For absolute 1000% reliability in backing up and restoring, the gold standard is StorageCraft ShadowProtect SPX, which is available for Windows and Linux. It is very expensive but has never failed me and I am sure it never will.
It depends on what you mean by easier. I was a long time acronis user and over the years always had problems with drivers on their Linux recovery system. They never keep it up. Most of the time I had go thru and create PE recovery disks. Most of the time it was painful and difficult. The last version I was using was 2015. I went to install it on my state of the art NEW built PC and proceeded to build a PE disk, to find out it was missing several INTEL drivers I needed to support the USB 3.1 Hardware. Windows 10 supports it and then I found out that Acronis uses a Win 8 SDK to build their PE systems. I'm now a really happy MR user, and building their PE recovery disks is a piece of cake (Even adding additional driver's easy to do). Oh and MR gives you a choice on which Windows SDK you want to use.
In my opinion, there really is no question when it comes to full disk imaging and backup creation - Macrium Reflect is superior. Yes, I've used both quite extensively.
Acronis True Image is good because it has a nice GUI and very little ambiguity. It's a good choice for regular home users who want to set up a fairly reliable backup solution.
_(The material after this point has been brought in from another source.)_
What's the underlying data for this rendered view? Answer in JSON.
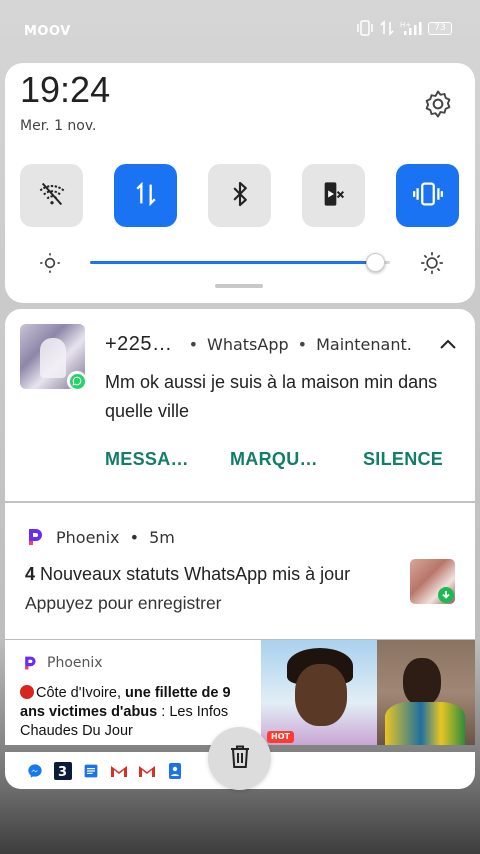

Full disk backups are slightly smaller than Macrium's backups; however Acronis' backup speed is significantly slower than Macrium's and also omit a lot of advanced options that Macrium has available to users. That said, the advanced features still make Macrium great for novice users because the meat of the software is straight-forward and simple. I'd actually argue that Macrium Reflect's simple partition and image backups (which most people use backup solutions for) are easier create and schedule than Acronis True Image's.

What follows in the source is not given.